For over three decades, Turner dedicated himself to the cause of river conservation, helping shape the West Virginia Rivers Coalition into the formidable force it is today. As our longest-serving board member, his wisdom, passion, and unwavering commitment were the bedrock upon which our organization stood.

Turner’s love for the wilderness was palpable. He reveled in sharing tales of his river expeditions, his eyes sparkling with the memories of adventures past with Susan and his many friends. His stories weren’t just about conquering rapids or navigating currents; they were about the profound sense of camaraderie shared with special people who encircled him.

But Turner wasn’t merely a storyteller; he was a doer, a tireless advocate for the protection of our natural heritage. He understood that our rivers were not just bodies of water but lifelines, repositories of history, culture, and biodiversity and his advocacy was fueled by a deep-rooted belief in stewardship.

As we reflect on Turner’s legacy, we are reminded of the countless lives he touched, the landscapes he safeguarded, and the rivers he loved so dearly. His passing leaves a void in our hearts, but his spirit will continue to animate our work, guiding us through the currents of uncertainty with the wisdom he so generously imparted.
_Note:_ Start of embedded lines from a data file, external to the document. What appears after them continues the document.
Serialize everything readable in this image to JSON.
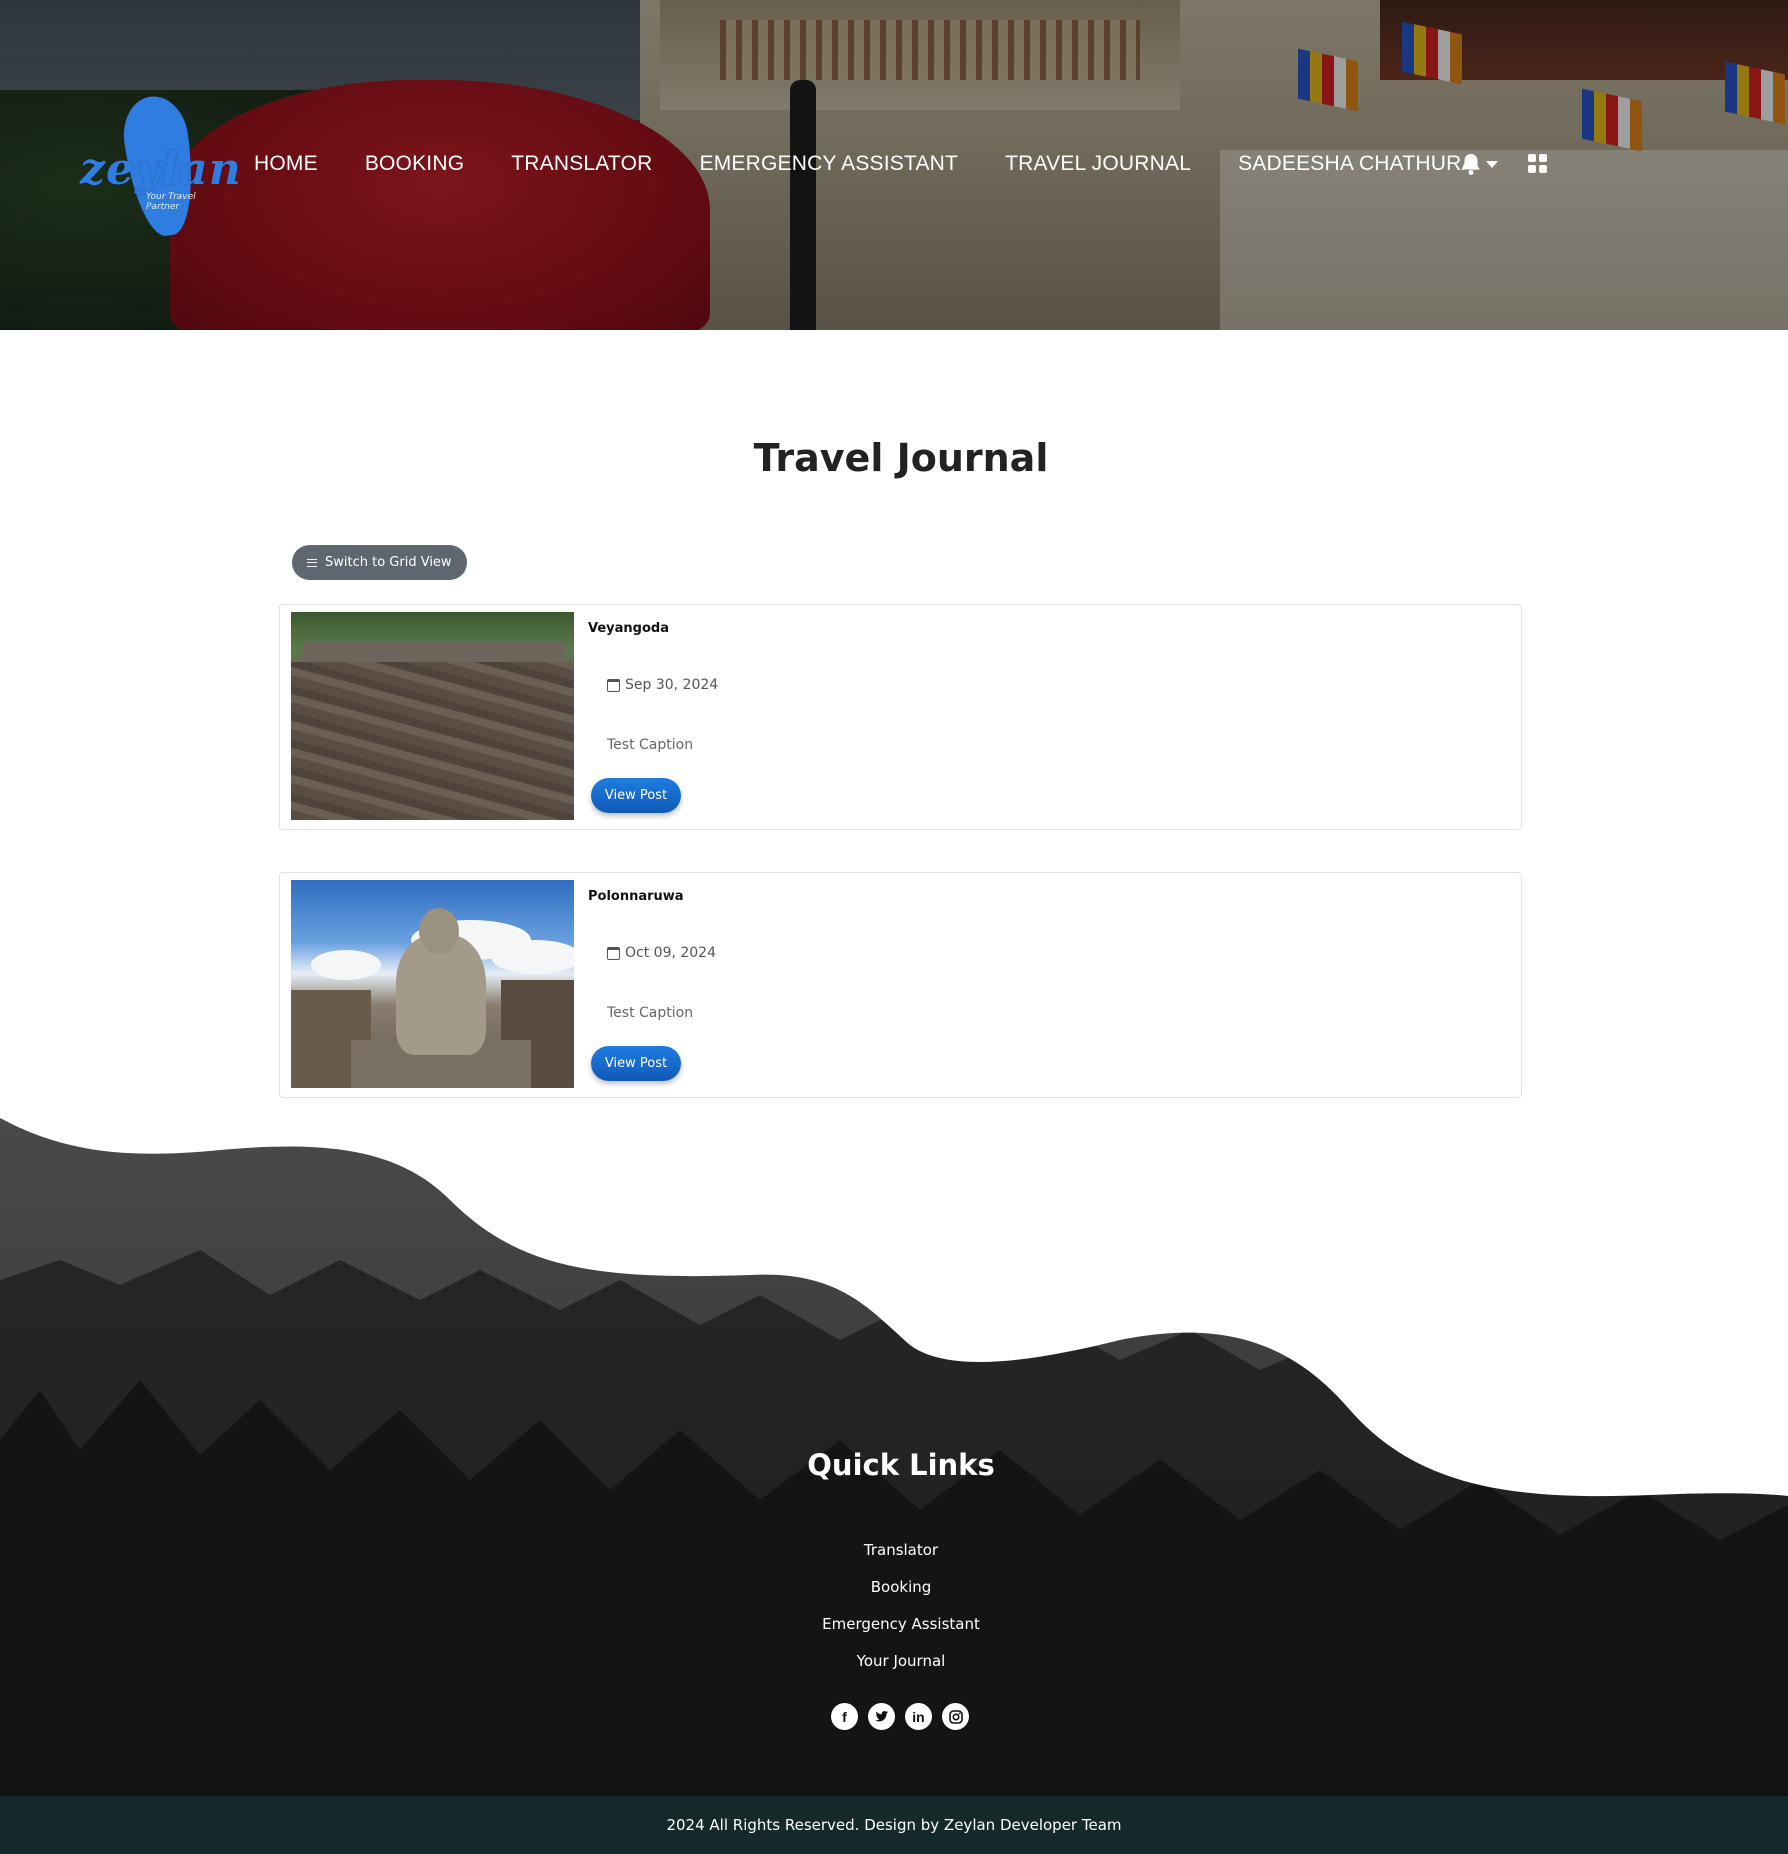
{
  "brand": {
    "name": "zeylan",
    "tagline": "Your Travel Partner",
    "accent": "#2f7de1"
  },
  "nav": {
    "items": [
      "HOME",
      "BOOKING",
      "TRANSLATOR",
      "EMERGENCY ASSISTANT",
      "TRAVEL JOURNAL"
    ],
    "user": "SADEESHA CHATHURA",
    "icons": [
      "bell-icon",
      "grid-icon"
    ]
  },
  "main": {
    "title": "Travel Journal",
    "switch_label": "Switch to Grid View",
    "posts": [
      {
        "place": "Veyangoda",
        "date": "Sep 30, 2024",
        "caption": "Test Caption",
        "button": "View Post"
      },
      {
        "place": "Polonnaruwa",
        "date": "Oct 09, 2024",
        "caption": "Test Caption",
        "button": "View Post"
      }
    ]
  },
  "footer": {
    "title": "Quick Links",
    "links": [
      "Translator",
      "Booking",
      "Emergency Assistant",
      "Your Journal"
    ],
    "social": [
      "facebook-icon",
      "twitter-icon",
      "linkedin-icon",
      "instagram-icon"
    ],
    "copyright": "2024 All Rights Reserved. Design by Zeylan Developer Team"
  }
}
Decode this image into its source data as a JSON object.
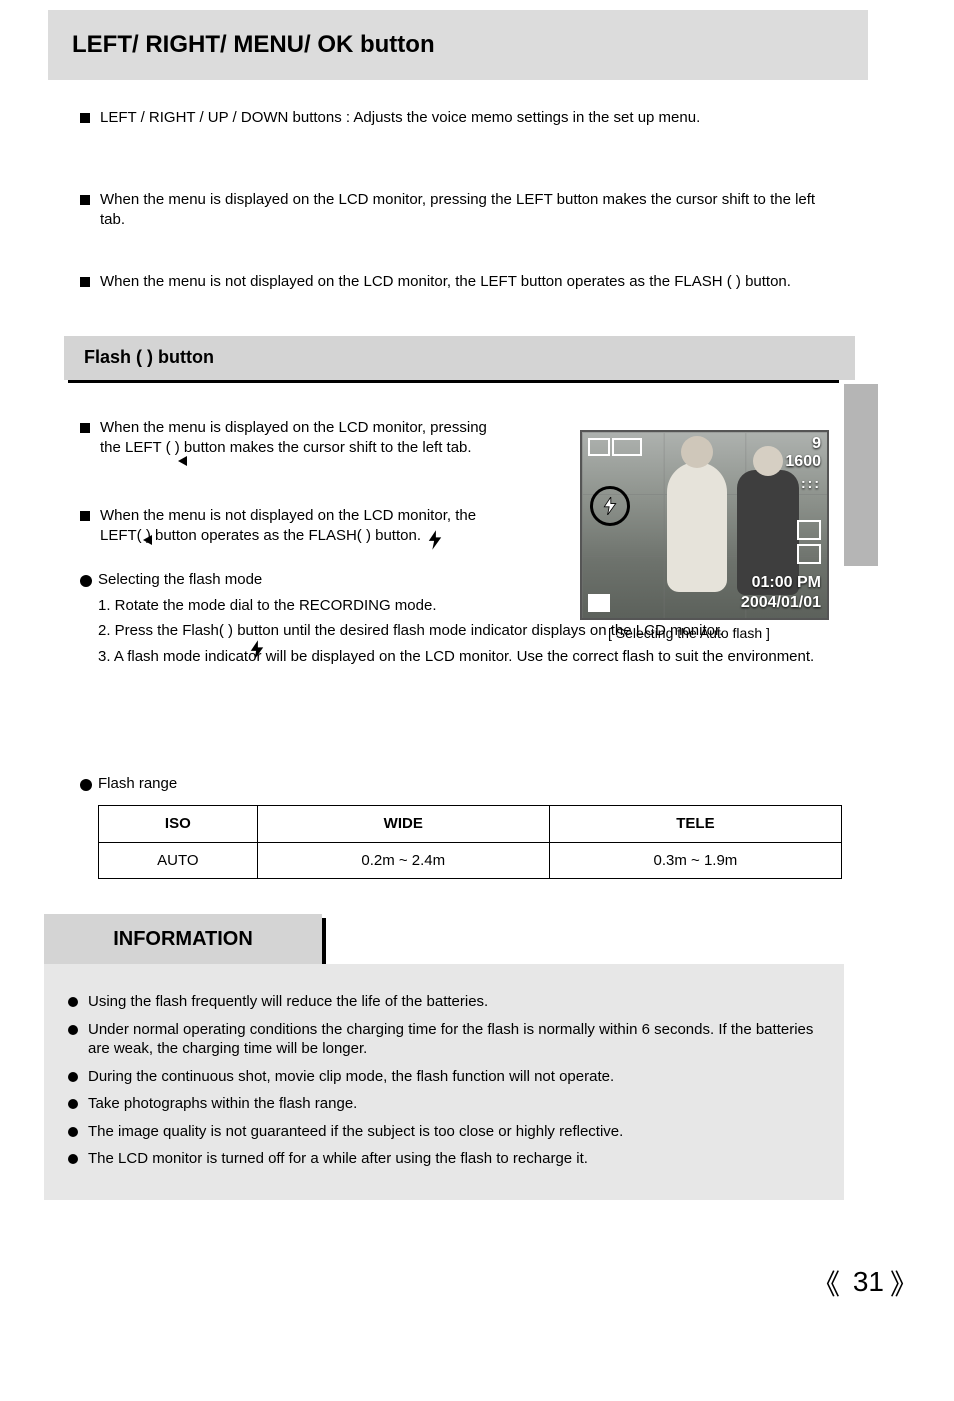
{
  "header": "LEFT/ RIGHT/ MENU/ OK button",
  "b1": "LEFT / RIGHT / UP / DOWN buttons : Adjusts the voice memo settings in the set up menu.",
  "b2": "When the menu is displayed on the LCD monitor, pressing the LEFT button makes the cursor shift to the left tab.",
  "b3": "When the menu is not displayed on the LCD monitor, the LEFT button operates as the FLASH (      ) button.",
  "flash_title": "Flash (      ) button",
  "flash_b1_a": "When the menu is displayed on the LCD monitor, pressing",
  "flash_b1_b": "the LEFT (     ) button makes the cursor shift to the left tab.",
  "flash_b2_a": "When the menu is not displayed on the LCD monitor, the",
  "flash_b2_b": "LEFT(     ) button operates as the FLASH(      ) button.",
  "sel1_lead": "Selecting the flash mode",
  "sel1_1": "1. Rotate the mode dial to the RECORDING mode.",
  "sel1_2": "2. Press the Flash(     ) button until the desired flash mode indicator displays on the LCD monitor.",
  "sel1_3": "3. A flash mode indicator will be displayed on the LCD monitor. Use the correct flash to suit the environment.",
  "range_label": "Flash range",
  "lcd_label": "[ Selecting the Auto flash ]",
  "lcd": {
    "shots": "9",
    "res": "1600",
    "time": "01:00 PM",
    "date": "2004/01/01"
  },
  "chart_data": {
    "type": "table",
    "title": "Flash range",
    "headers": [
      "ISO",
      "WIDE",
      "TELE"
    ],
    "rows": [
      [
        "AUTO",
        "0.2m ~ 2.4m",
        "0.3m ~ 1.9m"
      ]
    ]
  },
  "info_title": "INFORMATION",
  "info": [
    "Using the flash frequently will reduce the life of the batteries.",
    "Under normal operating conditions the charging time for the flash is normally within 6 seconds. If the batteries are weak, the charging time will be longer.",
    "During the continuous shot, movie clip mode, the flash function will not operate.",
    "Take photographs within the flash range.",
    "The image quality is not guaranteed if the subject is too close or highly reflective.",
    "The LCD monitor is turned off for a while after using the flash to recharge it."
  ],
  "page_num": "31"
}
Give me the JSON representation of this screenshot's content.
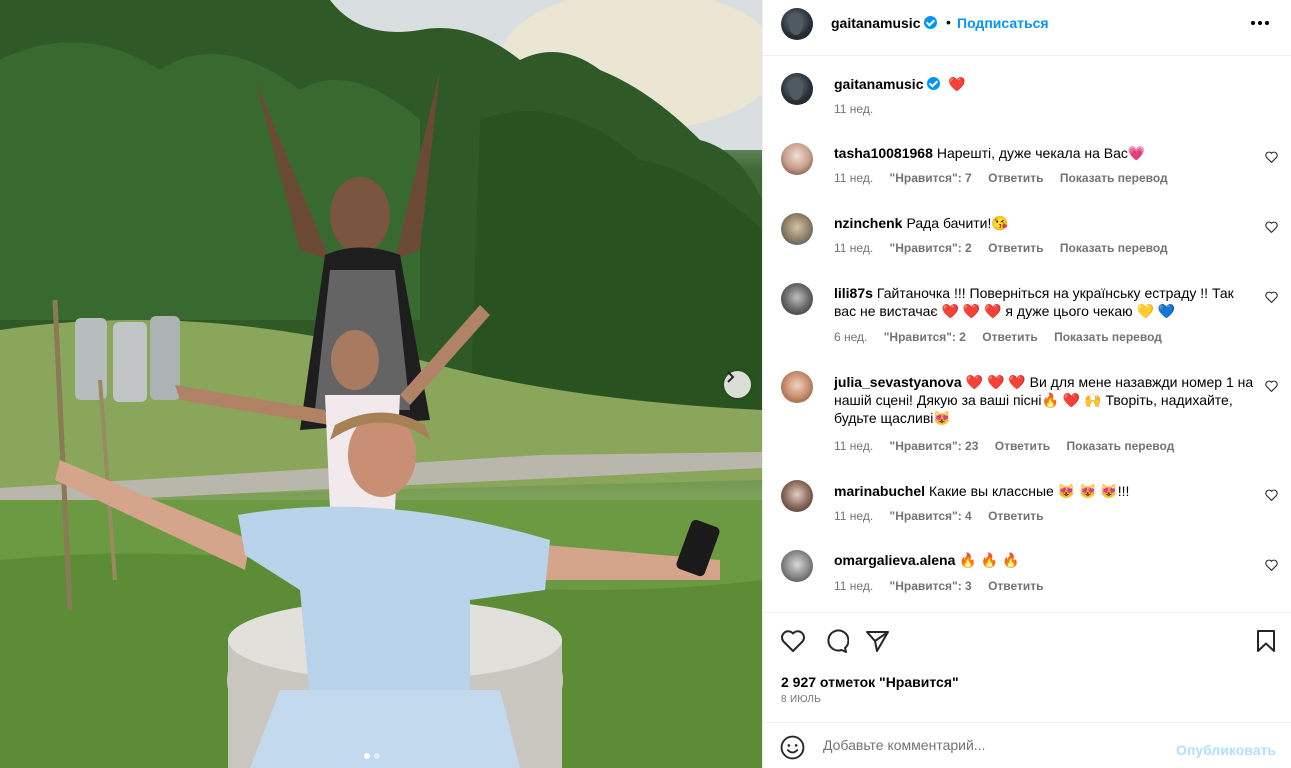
{
  "post": {
    "author": "gaitanamusic",
    "follow_label": "Подписаться",
    "separator": "•",
    "caption": "❤️",
    "caption_time": "11 нед.",
    "carousel": {
      "slides": 2,
      "active_index": 0
    }
  },
  "comments": [
    {
      "user": "tasha10081968",
      "text": "Нарешті, дуже чекала на Вас💗",
      "time": "11 нед.",
      "likes": "\"Нравится\": 7",
      "reply": "Ответить",
      "translate": "Показать перевод"
    },
    {
      "user": "nzinchenk",
      "text": "Рада бачити!😘",
      "time": "11 нед.",
      "likes": "\"Нравится\": 2",
      "reply": "Ответить",
      "translate": "Показать перевод"
    },
    {
      "user": "lili87s",
      "text": "Гайтаночка !!! Поверніться на українську естраду !! Так вас не вистачає ❤️ ❤️ ❤️ я дуже цього чекаю 💛 💙",
      "time": "6 нед.",
      "likes": "\"Нравится\": 2",
      "reply": "Ответить",
      "translate": "Показать перевод"
    },
    {
      "user": "julia_sevastyanova",
      "text": "❤️ ❤️ ❤️ Ви для мене назавжди номер 1 на нашій сцені! Дякую за ваші пісні🔥 ❤️ 🙌 Творіть, надихайте, будьте щасливі😻",
      "time": "11 нед.",
      "likes": "\"Нравится\": 23",
      "reply": "Ответить",
      "translate": "Показать перевод"
    },
    {
      "user": "marinabuchel",
      "text": "Какие вы классные 😻 😻 😻!!!",
      "time": "11 нед.",
      "likes": "\"Нравится\": 4",
      "reply": "Ответить",
      "translate": ""
    },
    {
      "user": "omargalieva.alena",
      "text": "🔥 🔥 🔥",
      "time": "11 нед.",
      "likes": "\"Нравится\": 3",
      "reply": "Ответить",
      "translate": ""
    }
  ],
  "footer": {
    "likes": "2 927 отметок \"Нравится\"",
    "date": "8 ИЮЛЬ",
    "comment_placeholder": "Добавьте комментарий...",
    "publish_label": "Опубликовать"
  },
  "colors": {
    "accent": "#0095f6",
    "publish_disabled": "#b2dffc",
    "meta": "#737373",
    "divider": "#efefef"
  }
}
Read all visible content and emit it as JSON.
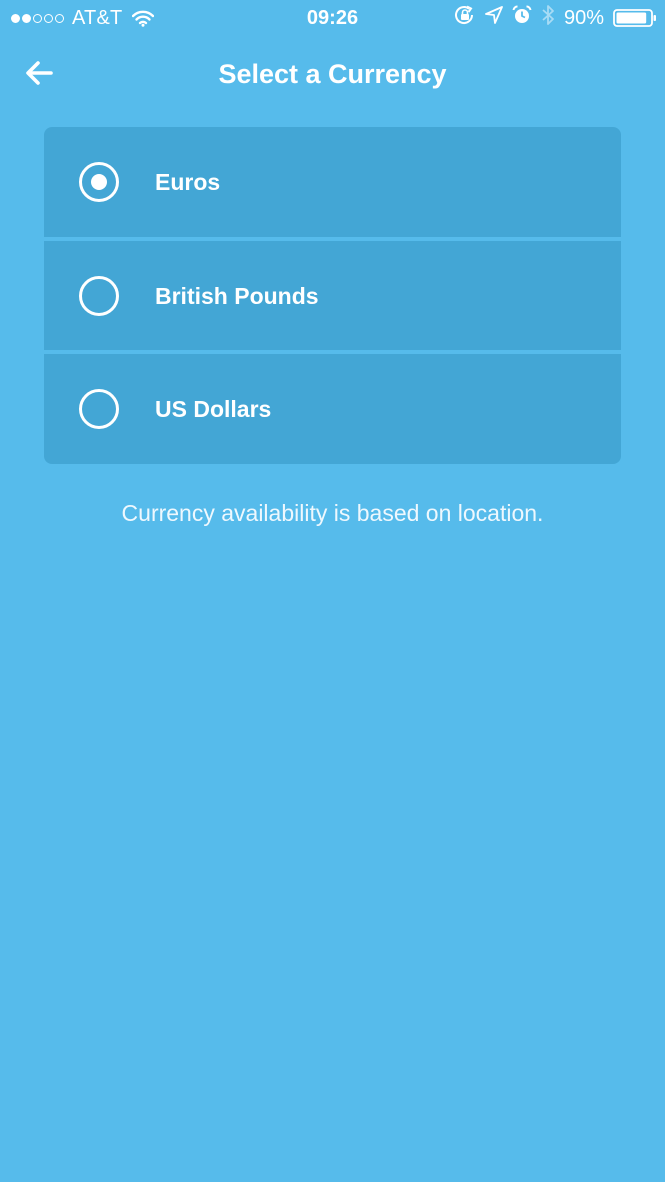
{
  "status_bar": {
    "signal_bars_filled": 2,
    "signal_bars_total": 5,
    "carrier": "AT&T",
    "time": "09:26",
    "battery_percent": "90%",
    "battery_level": 0.9,
    "icons": [
      "wifi-icon",
      "orientation-lock-icon",
      "location-arrow-icon",
      "alarm-icon",
      "bluetooth-icon",
      "battery-icon"
    ]
  },
  "header": {
    "back_icon": "arrow-left-icon",
    "title": "Select a Currency"
  },
  "currencies": [
    {
      "label": "Euros",
      "selected": true
    },
    {
      "label": "British Pounds",
      "selected": false
    },
    {
      "label": "US Dollars",
      "selected": false
    }
  ],
  "footnote": "Currency availability is based on location.",
  "colors": {
    "background": "#56bbeb",
    "option_background": "#43a6d5",
    "text": "#ffffff"
  }
}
Angie Rosser recalled her first finance committee meeting with Turner. Instead of the conventional boardroom, Turner insisted we convene under the shade of the Widen poplar, the tallest tree in West Virginia. This was quintessentially Turner: finding inspiration in the grandeur of nature, reminding us of the profound interconnectedness between towering trees and meandering rivers.

To Turner, every tree was a friend, every river a companion. As we mourn his loss, let us honor his memory in a manner befitting his spirit. Hug a tree, visit a river, and immerse yourself in nature.

Let us carry forward Turner’s legacy with the same ardor and tenacity that defined his life, ensuring that his vision of a world where rivers run free and wild remains alive in our hearts.

Turner, may your spirit continue to flow with the currents of the wild rivers you so passionately championed.